AMLTKΒΆ

To be able to load your AMLTK run into DeepCave, there are a few points to consider when running AMLTK:

  1. Save the trial_history as a Parquet file:

    history_df = trial_history.df()
    bucket.store({"history.parquet": history_df})
    
  2. Save the configuration space as a ConfigSpace JSON file:

    space = pipeline.search_space(parser="configspace")
    bucket.store({"configspace.json": space.to_serialized_dict()})
    
  3. Define the start and end times for your trials:

    • DeepCAVE needs to know which columns to use as the trial start end end times. Ensure the start and end times are named in the format "deepcave:time:start" and "deepcave:time:end" in the history.parquet.

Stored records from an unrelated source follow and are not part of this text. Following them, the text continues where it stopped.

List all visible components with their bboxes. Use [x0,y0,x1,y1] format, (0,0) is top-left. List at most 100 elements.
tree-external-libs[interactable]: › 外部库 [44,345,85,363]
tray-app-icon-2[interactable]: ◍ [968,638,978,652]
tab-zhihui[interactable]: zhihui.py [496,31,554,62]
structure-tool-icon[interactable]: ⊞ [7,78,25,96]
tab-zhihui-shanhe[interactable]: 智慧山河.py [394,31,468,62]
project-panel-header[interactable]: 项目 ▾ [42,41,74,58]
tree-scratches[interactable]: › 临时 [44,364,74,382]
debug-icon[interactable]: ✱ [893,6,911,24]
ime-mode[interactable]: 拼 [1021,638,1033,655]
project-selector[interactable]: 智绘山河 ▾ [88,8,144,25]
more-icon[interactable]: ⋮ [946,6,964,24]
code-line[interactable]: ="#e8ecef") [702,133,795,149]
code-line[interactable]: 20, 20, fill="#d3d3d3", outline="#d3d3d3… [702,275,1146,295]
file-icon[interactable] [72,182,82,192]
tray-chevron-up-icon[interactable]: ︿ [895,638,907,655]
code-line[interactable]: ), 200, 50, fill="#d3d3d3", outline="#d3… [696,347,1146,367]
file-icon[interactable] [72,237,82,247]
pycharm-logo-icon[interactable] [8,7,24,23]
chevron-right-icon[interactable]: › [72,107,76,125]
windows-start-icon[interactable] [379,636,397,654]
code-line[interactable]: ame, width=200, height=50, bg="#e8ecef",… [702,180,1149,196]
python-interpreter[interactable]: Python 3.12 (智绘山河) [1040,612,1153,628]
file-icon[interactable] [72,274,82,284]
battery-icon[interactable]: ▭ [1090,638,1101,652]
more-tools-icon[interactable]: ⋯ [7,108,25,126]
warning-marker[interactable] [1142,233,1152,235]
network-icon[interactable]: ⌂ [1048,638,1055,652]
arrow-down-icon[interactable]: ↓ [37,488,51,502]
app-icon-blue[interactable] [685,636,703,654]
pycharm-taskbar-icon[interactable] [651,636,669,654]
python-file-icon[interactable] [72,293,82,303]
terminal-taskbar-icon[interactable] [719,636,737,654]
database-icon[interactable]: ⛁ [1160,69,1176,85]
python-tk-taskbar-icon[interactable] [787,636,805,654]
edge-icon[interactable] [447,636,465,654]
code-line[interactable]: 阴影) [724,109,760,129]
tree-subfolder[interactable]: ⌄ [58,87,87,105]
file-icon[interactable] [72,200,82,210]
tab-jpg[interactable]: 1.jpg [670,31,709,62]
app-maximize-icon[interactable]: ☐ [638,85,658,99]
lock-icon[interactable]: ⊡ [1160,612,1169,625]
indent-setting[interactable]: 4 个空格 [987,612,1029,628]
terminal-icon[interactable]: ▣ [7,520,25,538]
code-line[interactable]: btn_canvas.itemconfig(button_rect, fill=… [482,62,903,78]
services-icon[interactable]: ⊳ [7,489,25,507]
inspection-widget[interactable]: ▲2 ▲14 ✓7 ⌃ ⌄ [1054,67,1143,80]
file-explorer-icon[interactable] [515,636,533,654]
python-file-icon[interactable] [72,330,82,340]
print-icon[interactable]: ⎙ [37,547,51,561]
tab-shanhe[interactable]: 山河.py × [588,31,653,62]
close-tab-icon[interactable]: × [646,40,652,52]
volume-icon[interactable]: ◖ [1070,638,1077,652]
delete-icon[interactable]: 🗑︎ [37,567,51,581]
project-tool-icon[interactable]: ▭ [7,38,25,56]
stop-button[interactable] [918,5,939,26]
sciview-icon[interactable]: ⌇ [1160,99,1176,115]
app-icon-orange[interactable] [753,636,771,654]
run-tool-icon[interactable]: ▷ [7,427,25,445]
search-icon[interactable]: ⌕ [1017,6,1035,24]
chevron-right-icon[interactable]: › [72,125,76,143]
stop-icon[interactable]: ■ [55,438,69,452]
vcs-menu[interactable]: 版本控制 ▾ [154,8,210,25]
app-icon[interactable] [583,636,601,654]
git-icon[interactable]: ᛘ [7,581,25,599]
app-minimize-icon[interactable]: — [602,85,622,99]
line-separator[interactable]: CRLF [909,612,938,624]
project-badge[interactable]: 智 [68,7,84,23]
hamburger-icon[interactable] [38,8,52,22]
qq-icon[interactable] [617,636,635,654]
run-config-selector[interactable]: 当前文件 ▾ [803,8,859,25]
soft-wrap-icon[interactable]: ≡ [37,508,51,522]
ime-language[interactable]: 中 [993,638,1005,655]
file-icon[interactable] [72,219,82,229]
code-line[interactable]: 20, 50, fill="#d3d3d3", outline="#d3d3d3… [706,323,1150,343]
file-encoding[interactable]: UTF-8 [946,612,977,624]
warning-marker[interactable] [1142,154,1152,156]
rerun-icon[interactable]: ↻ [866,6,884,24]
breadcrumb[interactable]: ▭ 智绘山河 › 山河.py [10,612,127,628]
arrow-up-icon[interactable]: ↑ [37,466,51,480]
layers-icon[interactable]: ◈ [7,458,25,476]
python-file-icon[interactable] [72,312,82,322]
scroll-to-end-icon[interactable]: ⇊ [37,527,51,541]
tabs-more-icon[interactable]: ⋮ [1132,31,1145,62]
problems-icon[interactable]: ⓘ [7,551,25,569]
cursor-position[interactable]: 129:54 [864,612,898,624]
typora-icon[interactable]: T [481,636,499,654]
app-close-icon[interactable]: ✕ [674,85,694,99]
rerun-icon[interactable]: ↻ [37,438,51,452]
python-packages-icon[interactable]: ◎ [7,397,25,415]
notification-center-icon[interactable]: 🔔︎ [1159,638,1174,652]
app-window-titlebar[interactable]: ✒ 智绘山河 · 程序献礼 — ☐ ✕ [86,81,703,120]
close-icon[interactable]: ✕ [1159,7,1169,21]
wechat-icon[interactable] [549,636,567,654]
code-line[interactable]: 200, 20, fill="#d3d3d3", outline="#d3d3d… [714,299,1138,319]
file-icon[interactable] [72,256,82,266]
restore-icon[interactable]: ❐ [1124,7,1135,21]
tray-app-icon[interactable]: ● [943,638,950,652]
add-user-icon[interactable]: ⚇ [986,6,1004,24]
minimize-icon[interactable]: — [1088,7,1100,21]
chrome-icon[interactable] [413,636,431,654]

    • You can define these times during the AMLTK run setup. For example, assuming you have a data-loading and a scoring step and tracked their times via the profiler, to use the start time from data-loading and the end time of scoring as DeepCAVE start end end time, you can add the following lines before calling bucket.store() in step 1:

      history_df["deepcave:time:start"] = history_df["profile:data-loading:time:start"]
      history_df["deepcave:time:end"] = history_df["profile:scoring:time:start"]
      
    • Alternatively, you can still manually add the DeepCave time columns to history.parquet after the AMLTK run has finished by loading it into a Pandas Dataframe, manipulating it, and writing it back to the history.parquet file.